2.50am: Land at Midway as lightning flashes across most of the horizon.
3.00am: Retrieve luggage. Ask at information desk the best way to get to O’Hare. Information person raises eyebrows and puffs out cheeks. I decide on taxi.
3.02am: Commence four day camel ride to end of world’s longest taxi queue.
3.10am: Reach end of world’s longest taxi queue. In the distance, at the front of the queue, a woman is waving her arms around and shouting ‘O’Hare’.
3.11am: Commence four day camel ride to woman at front of world’s longest taxi queue, where I am billeted with three fellow O’Hare aspirants to share a taxi.
3.25pm: Taxi finally pulls away, containing me, a member of the American navy, a blonde American woman who doesn’t want to talk to me, and a woman bound for Tokyo where she repairs aeroplanes for a living.
3.55am: I’m first drop off, hurrah!
3.57am: Join international check in queue, in order to try and get on a flight today. There’s only one desk open, where a woman is ministering to a Korean family’s needs, and the queue’s not too long considering. Phew.
4.57am: Korean family leave check-in desk, to ironic applause. I count the line. At an hour per passenger, I would reach the desk some time on Thursday afternoon.
5.05am: Some people push to the front of the queue. The queue protests. Pusher-inners turn round and shrug. Man behind me says they’re probably Canadian.
5.06am: Pusher-inners hand over what are clearly Canadian passports to check in staff.
6.10am: I drop my pencil on the floor.
6.11am: I retrieve my pencil from the floor.
7.00am: I am, after three hours, nearly at the front of the line. A feeling of camaraderie has developed between my neighbouring passengers. I spot a large replica dinosaur skeleton behind the check in. “Heh, when I joined this queue that was still alive and a eating leaves,” I say, gesturing at the skeleton. Nobody laughs.
7.05am: Gadzooks, I’m next. The next London flight they can put me on leaves tonight at 6.28pm, just a little under twelve hours away. It gets in at 8.15 tomorrow morning.
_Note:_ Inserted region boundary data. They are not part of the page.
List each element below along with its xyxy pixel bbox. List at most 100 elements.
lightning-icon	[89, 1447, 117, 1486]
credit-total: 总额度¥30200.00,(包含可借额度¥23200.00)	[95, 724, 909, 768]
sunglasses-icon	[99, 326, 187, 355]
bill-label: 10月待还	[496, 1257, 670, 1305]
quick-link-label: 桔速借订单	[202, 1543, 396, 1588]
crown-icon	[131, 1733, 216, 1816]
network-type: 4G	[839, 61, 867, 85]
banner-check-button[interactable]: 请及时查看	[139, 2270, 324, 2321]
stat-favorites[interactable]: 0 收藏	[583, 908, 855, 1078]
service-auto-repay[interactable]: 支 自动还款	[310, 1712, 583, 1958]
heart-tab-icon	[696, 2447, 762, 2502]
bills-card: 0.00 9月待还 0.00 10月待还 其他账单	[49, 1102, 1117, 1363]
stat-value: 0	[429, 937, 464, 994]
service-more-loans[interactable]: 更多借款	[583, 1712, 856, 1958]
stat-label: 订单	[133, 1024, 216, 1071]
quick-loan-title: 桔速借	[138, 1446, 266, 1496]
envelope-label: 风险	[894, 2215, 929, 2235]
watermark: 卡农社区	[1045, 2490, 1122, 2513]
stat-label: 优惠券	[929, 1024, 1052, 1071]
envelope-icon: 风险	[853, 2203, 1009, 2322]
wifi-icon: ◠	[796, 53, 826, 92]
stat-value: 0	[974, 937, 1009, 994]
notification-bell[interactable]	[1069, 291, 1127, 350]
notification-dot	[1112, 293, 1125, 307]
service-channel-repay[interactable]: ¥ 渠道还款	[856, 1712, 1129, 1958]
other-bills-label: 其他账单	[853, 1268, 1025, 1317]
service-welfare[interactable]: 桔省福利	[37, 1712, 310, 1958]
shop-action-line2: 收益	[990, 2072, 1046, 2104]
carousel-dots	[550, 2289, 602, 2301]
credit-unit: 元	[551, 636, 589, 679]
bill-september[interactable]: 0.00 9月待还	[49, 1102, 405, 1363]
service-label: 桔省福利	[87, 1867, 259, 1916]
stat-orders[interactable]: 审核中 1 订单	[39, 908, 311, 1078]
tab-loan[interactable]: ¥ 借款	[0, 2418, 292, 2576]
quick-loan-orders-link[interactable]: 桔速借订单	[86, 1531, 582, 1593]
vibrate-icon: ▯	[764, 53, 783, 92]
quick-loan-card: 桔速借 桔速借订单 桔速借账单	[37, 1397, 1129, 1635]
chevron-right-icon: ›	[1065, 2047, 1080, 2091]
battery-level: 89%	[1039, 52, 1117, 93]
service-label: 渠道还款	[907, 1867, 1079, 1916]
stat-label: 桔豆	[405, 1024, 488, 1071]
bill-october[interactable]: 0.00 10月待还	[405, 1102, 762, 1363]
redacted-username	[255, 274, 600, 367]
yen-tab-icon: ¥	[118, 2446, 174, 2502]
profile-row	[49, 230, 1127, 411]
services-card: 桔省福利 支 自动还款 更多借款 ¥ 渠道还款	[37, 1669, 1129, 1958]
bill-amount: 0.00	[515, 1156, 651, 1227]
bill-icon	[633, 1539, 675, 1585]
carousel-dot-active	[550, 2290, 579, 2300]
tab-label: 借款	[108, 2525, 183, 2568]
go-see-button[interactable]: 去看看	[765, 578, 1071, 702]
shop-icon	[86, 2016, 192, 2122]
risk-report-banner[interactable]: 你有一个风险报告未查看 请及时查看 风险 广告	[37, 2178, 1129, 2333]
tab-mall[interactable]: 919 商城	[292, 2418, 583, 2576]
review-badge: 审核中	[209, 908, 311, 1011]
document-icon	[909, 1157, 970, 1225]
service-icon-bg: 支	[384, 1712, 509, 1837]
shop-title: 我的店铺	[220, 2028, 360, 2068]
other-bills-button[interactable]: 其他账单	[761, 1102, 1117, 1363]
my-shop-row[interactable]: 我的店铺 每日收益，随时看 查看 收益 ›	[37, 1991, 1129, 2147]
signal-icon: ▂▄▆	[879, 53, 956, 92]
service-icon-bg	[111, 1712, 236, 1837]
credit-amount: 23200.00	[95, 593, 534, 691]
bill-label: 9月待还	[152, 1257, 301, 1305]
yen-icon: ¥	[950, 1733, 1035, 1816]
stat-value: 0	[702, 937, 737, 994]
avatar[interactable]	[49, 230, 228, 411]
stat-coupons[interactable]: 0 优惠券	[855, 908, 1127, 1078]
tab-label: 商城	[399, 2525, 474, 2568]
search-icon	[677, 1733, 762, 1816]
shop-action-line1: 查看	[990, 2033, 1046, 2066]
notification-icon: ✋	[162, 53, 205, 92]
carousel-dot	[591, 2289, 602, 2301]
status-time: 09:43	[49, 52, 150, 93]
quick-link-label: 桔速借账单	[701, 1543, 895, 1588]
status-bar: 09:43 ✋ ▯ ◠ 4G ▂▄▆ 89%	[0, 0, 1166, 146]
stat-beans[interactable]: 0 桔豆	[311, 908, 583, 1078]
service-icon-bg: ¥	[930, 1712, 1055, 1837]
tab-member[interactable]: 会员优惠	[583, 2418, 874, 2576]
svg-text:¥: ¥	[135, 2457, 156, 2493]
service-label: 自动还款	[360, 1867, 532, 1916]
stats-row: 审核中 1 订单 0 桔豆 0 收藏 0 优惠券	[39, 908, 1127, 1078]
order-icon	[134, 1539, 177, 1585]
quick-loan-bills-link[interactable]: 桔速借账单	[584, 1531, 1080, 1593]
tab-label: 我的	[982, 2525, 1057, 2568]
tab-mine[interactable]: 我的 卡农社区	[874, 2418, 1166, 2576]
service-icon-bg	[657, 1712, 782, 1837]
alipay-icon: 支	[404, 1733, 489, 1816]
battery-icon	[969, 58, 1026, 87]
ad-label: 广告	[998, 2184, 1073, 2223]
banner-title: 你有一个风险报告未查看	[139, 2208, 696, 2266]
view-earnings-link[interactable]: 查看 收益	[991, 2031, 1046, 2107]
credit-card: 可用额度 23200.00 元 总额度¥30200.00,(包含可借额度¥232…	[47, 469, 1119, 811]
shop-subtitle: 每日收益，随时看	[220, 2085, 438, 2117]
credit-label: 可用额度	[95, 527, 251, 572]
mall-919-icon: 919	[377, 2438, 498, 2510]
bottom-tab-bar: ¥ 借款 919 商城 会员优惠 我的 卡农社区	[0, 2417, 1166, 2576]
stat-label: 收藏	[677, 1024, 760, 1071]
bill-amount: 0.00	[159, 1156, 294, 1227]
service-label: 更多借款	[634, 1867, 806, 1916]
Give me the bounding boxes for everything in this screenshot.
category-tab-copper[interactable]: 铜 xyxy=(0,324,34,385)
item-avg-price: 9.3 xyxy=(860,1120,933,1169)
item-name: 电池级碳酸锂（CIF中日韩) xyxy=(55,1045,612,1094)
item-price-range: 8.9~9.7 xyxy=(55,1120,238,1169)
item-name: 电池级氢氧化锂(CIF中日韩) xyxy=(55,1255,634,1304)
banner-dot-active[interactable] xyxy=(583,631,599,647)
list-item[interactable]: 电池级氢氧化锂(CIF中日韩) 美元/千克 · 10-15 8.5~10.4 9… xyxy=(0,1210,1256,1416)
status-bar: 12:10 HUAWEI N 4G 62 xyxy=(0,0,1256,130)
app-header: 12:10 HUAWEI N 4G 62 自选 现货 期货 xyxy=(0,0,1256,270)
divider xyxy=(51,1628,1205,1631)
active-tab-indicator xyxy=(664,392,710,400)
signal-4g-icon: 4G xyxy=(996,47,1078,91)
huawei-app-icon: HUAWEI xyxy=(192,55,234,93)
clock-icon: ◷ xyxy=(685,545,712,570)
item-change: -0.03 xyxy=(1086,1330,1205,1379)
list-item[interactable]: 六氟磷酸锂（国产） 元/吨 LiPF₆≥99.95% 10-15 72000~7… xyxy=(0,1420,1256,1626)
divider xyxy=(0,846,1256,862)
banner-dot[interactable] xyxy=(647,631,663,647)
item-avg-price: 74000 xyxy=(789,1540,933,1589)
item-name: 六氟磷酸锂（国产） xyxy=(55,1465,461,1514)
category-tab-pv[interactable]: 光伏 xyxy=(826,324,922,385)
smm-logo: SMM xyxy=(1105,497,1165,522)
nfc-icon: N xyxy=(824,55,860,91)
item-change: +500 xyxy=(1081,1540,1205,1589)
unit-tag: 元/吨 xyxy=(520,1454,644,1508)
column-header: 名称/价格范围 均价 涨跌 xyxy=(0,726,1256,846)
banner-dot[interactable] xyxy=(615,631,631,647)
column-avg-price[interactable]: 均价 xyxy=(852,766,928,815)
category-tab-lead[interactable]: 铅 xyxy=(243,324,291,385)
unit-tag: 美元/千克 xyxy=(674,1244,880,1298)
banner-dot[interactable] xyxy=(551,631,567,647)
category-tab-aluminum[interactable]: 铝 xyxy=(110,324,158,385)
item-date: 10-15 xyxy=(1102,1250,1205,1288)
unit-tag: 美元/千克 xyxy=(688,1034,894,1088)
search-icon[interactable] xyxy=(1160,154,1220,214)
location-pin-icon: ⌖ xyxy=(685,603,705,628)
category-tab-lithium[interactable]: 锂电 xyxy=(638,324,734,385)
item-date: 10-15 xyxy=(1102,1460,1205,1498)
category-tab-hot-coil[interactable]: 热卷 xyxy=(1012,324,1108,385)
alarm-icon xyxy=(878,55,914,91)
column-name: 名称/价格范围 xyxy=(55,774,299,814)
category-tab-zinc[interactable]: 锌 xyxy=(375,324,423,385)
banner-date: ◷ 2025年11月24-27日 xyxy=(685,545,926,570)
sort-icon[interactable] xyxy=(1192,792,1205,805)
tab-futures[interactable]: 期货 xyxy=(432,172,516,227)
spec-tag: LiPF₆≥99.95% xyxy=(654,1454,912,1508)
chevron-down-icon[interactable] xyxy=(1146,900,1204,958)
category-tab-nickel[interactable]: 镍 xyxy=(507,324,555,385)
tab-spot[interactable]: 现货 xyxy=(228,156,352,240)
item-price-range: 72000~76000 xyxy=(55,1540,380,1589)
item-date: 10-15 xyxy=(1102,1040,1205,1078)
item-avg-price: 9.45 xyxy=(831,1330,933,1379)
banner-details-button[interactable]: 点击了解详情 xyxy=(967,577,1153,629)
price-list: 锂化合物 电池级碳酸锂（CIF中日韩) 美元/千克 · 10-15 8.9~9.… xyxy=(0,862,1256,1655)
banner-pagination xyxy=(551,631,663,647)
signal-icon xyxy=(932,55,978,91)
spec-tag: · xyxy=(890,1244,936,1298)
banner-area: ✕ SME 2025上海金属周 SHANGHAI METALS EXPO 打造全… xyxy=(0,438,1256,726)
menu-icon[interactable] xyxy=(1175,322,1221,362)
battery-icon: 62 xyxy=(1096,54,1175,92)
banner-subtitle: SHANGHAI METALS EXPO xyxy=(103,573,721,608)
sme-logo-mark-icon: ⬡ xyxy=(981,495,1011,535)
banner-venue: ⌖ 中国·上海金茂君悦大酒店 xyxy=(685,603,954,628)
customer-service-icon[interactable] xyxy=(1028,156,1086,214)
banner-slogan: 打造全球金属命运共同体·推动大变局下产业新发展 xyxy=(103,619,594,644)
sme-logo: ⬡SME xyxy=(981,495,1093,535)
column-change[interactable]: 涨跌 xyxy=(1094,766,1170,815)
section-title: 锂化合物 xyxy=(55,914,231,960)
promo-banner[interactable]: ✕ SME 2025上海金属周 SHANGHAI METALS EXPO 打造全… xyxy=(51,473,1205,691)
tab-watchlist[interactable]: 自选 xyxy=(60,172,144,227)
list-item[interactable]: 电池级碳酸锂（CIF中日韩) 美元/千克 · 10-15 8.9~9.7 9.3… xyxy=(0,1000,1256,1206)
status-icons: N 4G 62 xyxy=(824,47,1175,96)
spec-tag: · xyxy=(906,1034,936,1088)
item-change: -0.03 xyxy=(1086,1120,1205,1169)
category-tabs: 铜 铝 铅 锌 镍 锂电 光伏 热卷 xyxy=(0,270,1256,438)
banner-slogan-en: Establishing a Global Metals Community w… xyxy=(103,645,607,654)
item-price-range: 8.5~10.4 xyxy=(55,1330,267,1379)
Polly texts me to let me know she’s changed her travel plans and will fly from New York tonight. Her flight will arrive twenty minutes before mine, despite the fact I’ll have commenced my journey nearly a day and a half before she commences hers.
7.06am: Consider strangling Polly again.
7.15am: Join queue to go through security, which is longer than the Midway taxi queue.
7.50am: Reach front of queue. Fall over while trying to remove shoes, headbutting the middle-aged American businessman in front of me on the buttock.
8.00am: Am through security.
8.10am: Buy Snickers bar.
8.11am: Eat Snickers bar.
8.12am: Walk to one end of terminal.
8.42am: Walk back.
9.12am: See above.
9.42am: See above.
10.12am: See above.
10.42 am: See above.
11.00am: Decide to use extortionately priced web access to kill time and update website. Only another seven hours to go. Ho Hum.